One of Australia’s longest-serving councillors has spoken out about the need for more women in local government.
Margaret Evans, a councillor for the ton of Berri in SA’s Riverland region, has spent almost half her life in local government, including 27 years as mayor.
She was the first woman to be elected at Berri, and just the third woman on a council in the Riverland region.
Cr Evans say a lot has changed since she was first elected, after some locals asked her husband for permission.
“This gentleman came to see me one day and said; ‘Margaret, a group of us elderly Berri citizens think it's high time there was a woman on the council’,” Cr Evans has told reporters.
“He felt that all the councillors were interested in was doing things for the Berri Football Club.
“He said to me; ‘I've been down to see your husband at his work and he gave me permission to come and see you’.
“Over the years, when I've told that story to elected members, there has been horror!”
She says it is just as important for women to have a say in their local communities than it is for anyone else.
“I always tried very hard to encourage women to join local government, at one stage, we had more women than men on our council,” Ms Evans said.
“I've always felt very strongly that there has to be a balanced council. I don't think there have been too many men that haven't had a supportive woman behind them.”
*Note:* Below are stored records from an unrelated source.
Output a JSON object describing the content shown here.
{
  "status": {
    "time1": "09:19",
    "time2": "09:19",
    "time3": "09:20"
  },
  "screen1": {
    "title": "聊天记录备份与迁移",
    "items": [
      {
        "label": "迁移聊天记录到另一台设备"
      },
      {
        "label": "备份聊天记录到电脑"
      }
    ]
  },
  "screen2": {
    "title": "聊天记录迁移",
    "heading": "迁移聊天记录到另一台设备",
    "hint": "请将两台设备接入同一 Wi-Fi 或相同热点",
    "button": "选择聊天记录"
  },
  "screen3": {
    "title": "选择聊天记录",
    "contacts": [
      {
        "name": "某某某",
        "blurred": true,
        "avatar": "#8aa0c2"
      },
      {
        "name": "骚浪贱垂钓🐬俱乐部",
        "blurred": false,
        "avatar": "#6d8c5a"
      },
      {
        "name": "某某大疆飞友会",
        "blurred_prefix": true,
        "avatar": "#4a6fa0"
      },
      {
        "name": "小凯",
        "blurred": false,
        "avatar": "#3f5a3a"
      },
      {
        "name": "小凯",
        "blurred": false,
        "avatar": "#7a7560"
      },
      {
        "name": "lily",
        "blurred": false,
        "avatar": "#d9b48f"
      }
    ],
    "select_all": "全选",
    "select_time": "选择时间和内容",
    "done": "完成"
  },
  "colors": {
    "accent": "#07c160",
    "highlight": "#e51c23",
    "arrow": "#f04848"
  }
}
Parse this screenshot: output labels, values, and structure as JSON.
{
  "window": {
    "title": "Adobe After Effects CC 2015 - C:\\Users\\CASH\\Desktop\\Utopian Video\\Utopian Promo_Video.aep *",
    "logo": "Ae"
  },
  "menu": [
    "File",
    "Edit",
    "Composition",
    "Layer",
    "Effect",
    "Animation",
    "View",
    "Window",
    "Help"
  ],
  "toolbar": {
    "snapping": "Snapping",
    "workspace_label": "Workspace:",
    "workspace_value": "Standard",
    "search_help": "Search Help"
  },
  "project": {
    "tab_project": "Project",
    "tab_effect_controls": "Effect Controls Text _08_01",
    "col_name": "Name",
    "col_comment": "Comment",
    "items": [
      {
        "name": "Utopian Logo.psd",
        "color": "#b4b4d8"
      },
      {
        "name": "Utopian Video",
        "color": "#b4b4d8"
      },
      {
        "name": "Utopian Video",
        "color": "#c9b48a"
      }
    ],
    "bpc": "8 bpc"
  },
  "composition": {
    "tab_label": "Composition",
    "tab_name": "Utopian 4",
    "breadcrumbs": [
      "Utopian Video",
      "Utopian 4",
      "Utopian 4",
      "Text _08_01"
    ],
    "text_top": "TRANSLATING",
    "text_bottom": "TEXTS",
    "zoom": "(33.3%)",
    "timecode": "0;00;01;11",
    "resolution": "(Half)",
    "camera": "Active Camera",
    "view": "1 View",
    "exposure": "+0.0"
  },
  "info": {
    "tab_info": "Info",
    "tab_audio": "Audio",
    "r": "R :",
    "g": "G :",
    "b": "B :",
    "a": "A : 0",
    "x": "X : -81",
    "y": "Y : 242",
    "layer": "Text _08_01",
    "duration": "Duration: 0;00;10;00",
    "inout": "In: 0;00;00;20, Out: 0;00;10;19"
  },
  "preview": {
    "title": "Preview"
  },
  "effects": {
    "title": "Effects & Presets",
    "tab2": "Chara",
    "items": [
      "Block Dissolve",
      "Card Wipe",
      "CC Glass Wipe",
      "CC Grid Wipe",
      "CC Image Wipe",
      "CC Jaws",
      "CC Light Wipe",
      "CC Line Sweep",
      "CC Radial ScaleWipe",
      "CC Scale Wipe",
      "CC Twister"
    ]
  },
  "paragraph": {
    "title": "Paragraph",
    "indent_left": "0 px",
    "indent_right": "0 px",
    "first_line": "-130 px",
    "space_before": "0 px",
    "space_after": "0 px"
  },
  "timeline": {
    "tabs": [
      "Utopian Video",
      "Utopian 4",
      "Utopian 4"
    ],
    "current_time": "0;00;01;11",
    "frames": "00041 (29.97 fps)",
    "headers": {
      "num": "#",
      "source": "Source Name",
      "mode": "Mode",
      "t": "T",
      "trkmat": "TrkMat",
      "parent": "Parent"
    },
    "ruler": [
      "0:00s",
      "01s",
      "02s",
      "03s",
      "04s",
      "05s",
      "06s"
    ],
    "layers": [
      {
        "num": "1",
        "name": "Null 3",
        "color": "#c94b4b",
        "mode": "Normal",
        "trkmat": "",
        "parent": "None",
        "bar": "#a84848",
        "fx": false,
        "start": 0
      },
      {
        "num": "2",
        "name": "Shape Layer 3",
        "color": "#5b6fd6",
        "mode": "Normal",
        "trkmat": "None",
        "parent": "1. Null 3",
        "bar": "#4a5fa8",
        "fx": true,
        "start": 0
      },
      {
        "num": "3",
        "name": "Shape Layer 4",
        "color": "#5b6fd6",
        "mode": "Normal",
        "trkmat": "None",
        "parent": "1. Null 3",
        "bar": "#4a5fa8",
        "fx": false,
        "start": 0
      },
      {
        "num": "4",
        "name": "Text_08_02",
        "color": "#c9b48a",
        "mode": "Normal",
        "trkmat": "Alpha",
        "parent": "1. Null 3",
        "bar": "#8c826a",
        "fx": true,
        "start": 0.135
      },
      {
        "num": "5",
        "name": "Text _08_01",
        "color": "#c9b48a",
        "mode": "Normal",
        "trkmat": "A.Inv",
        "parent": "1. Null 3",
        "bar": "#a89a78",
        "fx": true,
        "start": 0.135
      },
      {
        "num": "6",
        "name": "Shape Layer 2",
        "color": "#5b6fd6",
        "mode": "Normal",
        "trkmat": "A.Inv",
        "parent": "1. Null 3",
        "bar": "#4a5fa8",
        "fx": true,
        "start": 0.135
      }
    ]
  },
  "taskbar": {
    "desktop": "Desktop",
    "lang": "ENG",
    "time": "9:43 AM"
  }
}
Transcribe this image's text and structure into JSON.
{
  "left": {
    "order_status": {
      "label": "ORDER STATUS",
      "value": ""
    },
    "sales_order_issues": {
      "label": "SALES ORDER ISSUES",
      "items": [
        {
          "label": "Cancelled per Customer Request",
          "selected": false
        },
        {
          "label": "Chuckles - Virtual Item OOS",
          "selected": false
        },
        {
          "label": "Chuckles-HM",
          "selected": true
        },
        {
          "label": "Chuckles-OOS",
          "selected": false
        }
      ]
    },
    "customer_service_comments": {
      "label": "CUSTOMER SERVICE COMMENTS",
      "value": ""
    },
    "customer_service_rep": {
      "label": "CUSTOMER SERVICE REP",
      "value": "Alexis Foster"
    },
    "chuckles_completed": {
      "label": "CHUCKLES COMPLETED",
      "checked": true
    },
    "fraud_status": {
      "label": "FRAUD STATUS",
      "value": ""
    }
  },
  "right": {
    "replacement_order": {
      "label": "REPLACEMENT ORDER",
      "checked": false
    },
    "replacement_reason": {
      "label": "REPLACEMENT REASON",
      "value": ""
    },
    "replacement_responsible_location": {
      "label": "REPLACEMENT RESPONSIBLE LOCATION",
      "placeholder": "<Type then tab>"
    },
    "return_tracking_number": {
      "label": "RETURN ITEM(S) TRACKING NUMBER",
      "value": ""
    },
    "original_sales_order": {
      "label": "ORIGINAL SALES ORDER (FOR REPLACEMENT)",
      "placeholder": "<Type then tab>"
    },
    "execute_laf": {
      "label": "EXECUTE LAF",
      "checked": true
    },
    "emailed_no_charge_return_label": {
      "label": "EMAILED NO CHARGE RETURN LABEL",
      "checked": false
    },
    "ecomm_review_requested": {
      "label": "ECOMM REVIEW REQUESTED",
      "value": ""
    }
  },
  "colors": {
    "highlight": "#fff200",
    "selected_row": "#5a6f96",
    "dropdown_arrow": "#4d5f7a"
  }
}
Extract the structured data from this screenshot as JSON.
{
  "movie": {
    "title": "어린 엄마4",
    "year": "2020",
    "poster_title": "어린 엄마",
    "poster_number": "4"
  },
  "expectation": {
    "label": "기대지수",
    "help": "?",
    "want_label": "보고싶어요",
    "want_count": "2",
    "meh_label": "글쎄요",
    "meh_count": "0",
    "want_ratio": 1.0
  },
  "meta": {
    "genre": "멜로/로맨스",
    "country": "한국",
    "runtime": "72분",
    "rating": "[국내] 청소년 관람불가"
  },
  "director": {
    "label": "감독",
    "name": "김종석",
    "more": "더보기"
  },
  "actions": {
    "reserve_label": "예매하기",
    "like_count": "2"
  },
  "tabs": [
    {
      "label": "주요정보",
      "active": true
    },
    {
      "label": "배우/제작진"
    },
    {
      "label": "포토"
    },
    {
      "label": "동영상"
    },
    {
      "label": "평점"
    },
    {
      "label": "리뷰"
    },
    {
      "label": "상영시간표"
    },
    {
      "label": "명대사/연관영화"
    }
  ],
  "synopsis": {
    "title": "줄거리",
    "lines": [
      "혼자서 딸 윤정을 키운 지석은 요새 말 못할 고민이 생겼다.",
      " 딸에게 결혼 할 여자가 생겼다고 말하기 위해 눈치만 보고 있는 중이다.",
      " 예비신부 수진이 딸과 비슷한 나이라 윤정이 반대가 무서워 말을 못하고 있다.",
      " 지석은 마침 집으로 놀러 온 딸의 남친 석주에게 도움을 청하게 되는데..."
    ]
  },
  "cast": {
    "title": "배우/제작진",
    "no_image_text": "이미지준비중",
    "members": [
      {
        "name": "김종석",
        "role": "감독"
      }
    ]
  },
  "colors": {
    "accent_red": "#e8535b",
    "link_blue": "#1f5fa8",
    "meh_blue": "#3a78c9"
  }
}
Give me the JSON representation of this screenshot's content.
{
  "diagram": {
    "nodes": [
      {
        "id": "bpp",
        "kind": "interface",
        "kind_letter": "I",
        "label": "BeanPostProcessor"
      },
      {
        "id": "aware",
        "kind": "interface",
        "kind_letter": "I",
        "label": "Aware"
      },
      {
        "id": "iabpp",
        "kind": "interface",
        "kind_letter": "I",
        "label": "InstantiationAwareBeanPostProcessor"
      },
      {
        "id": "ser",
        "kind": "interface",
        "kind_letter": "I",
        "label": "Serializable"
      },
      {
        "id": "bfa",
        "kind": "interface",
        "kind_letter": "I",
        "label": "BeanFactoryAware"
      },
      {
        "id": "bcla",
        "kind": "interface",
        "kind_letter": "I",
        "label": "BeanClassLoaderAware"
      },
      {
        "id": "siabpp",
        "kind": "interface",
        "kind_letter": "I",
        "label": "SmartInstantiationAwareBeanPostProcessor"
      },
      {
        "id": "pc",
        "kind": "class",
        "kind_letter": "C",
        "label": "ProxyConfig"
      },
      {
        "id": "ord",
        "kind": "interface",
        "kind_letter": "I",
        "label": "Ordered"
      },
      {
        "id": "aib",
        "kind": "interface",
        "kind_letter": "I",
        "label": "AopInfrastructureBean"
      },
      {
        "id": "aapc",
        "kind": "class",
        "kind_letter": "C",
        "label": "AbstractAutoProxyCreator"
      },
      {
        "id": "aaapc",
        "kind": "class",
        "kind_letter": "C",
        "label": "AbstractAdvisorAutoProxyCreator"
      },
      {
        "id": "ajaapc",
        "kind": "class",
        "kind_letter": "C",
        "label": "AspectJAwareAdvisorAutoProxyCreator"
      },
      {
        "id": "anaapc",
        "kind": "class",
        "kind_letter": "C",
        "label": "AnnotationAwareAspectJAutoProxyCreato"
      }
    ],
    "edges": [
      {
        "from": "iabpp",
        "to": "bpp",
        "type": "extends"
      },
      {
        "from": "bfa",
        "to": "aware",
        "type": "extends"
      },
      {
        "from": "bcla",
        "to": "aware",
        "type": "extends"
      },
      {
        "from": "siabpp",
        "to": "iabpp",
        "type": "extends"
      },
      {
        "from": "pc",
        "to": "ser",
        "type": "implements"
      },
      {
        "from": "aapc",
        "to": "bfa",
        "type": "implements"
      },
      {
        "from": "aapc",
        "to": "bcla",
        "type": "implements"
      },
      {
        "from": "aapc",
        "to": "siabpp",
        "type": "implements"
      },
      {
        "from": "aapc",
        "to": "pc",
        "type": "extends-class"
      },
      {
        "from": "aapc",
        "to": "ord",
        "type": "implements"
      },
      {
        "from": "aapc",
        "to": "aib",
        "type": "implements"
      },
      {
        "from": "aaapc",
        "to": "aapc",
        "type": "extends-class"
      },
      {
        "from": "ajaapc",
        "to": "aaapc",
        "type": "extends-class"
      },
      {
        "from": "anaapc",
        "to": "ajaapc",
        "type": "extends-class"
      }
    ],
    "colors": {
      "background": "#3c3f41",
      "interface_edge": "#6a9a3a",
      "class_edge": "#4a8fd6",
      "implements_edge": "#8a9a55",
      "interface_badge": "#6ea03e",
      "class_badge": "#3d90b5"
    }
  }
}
Caroline Phillips, Deputy Mayor of the District Council of Karoonda East Murray, chief executive of a local tourism group and business owner agrees there is a lack of diversity in regional governance.
“In regional communities, certainly the gender issue is more prevalent ... particularly in smaller regional communities,” Ms Phillips told the ABC this week.
“I do find that when I introduce myself as deputy mayor, people are often surprised.
“I guess I'm female and potentially a younger demographic for people in the regional areas so often people are surprised and find it amusing sometimes, which is interesting and it's certainly a stigma that we need to address.
“It's not just about the gender gap, it's about bringing in people from a broad range of different backgrounds.
“These are positions that are available for all sorts of different people — you don't need to be old and retired and male to be considered in a mayoral position.”